神原)夢に向かって一歩踏み出すのは凄く勇気が必要でした。でも、成功したいためではなく、努力をする過程を大切にしたくて飛び込んだ世界。私は、人は夢を持てた時点で良い人生なんじゃないかって思っています。夢にどんな風に向き合って、どんな努力をして、どんな人たちと関わって、どんな話ができるようになったか。その一つひとつがとても大切。成功や失敗は結果でしかなくて、良い人生かそうで無いかは過程が意味を持つのだと思います。夢への過程を大切にする人が、岡山からたくさん羽ばたいてくれたら嬉しいですね。

P)「岡山が繋ぐ縁」によって実現した「岡山の街の風景を、装いと人の佇まいで変える」今回の巻頭特集。本企画が、ファッションの世界を目指す岡山の若者が一歩踏み出すきっかけになること。東京や海外のファッション主要都市にも一脈通じる、岡山の装いを愛でる文化の萌芽へと繋がって欲しいと思っています。街も人生も主体であるその「人」次第。二人の更なる活躍を期待しています。

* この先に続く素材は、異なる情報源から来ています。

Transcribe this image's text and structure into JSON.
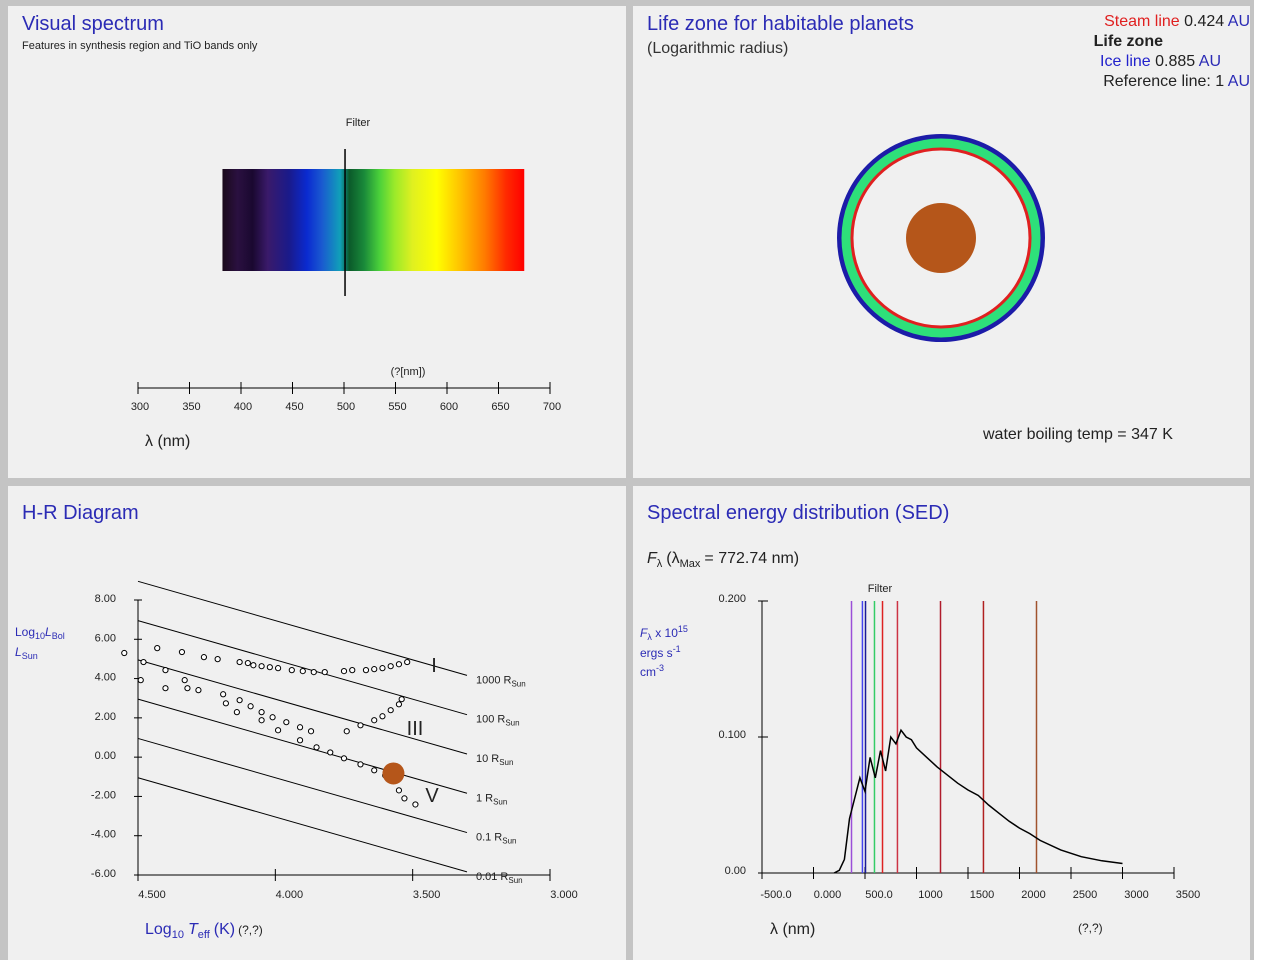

土居哲也 どいてつや/東京モード学園・文化ファッション大学院大学を卒業後、COCONOGACCO/Meで坂部三樹郎氏や山縣良和氏に師事。2015年、第89回装苑賞イトキン賞受賞。2016年、友人と3名で「Re:quaL≡(リコール)」としての活動をスタートさせる。リコールというブランド名は、「Re:quaL≡ Re:時の単位 / :equal=常に=等しく(≡)」という意味。同ブランドでは、ダイナミックかつ構築的なフォルムのユニセックスウェアを展開。アヴァンギャルドな作風で知られる。若手ファッションデザイナー/写真家向けの大会である第34回イエール国際モードフェスティバル モード部門で準グランプリ相当のHonourable mention from the jury(審査員特別賞)を受賞。世界的に注目される若手ファッションデザイナーとなった。2020 A/WCollectionより東京コレクションに参加。TOKYO FASHION AWARD 2020受賞デザイナー。


神原むつえ こうばらむつえ/1993年生まれ。岡山県岡山市出身。身長175cm。高校では家政科を選択し、ファッション造形について学ぶ。モデルレッスンのために岡山から大阪へ毎週通い、2011年にモデルとしてのキャリアをスタートさせる。2017年、ミス・ユニバースジャパン岡山大会第3位入賞。2019年はアジアを中心に活動、2020年からはパリ、ロンドンのコレクションにも出演。adidas asiaキャンペーン、LIMI feu 他ファッションブランドのルックブック、資生堂、shu uemura、UNIQLO、GU、SONYなどポスター(紙媒体)に起用された。2021年夏に開催されたRakuten Fashion Week TOKYOでは10ブランドのランウェイで起用され、ファッション専門業界誌の表紙にも採用。国内外ブランドのコレクション、ファッションショーだけでなくSPURや装苑などの雑誌、広告、CMで広く活躍するファッションモデルとして注目されている。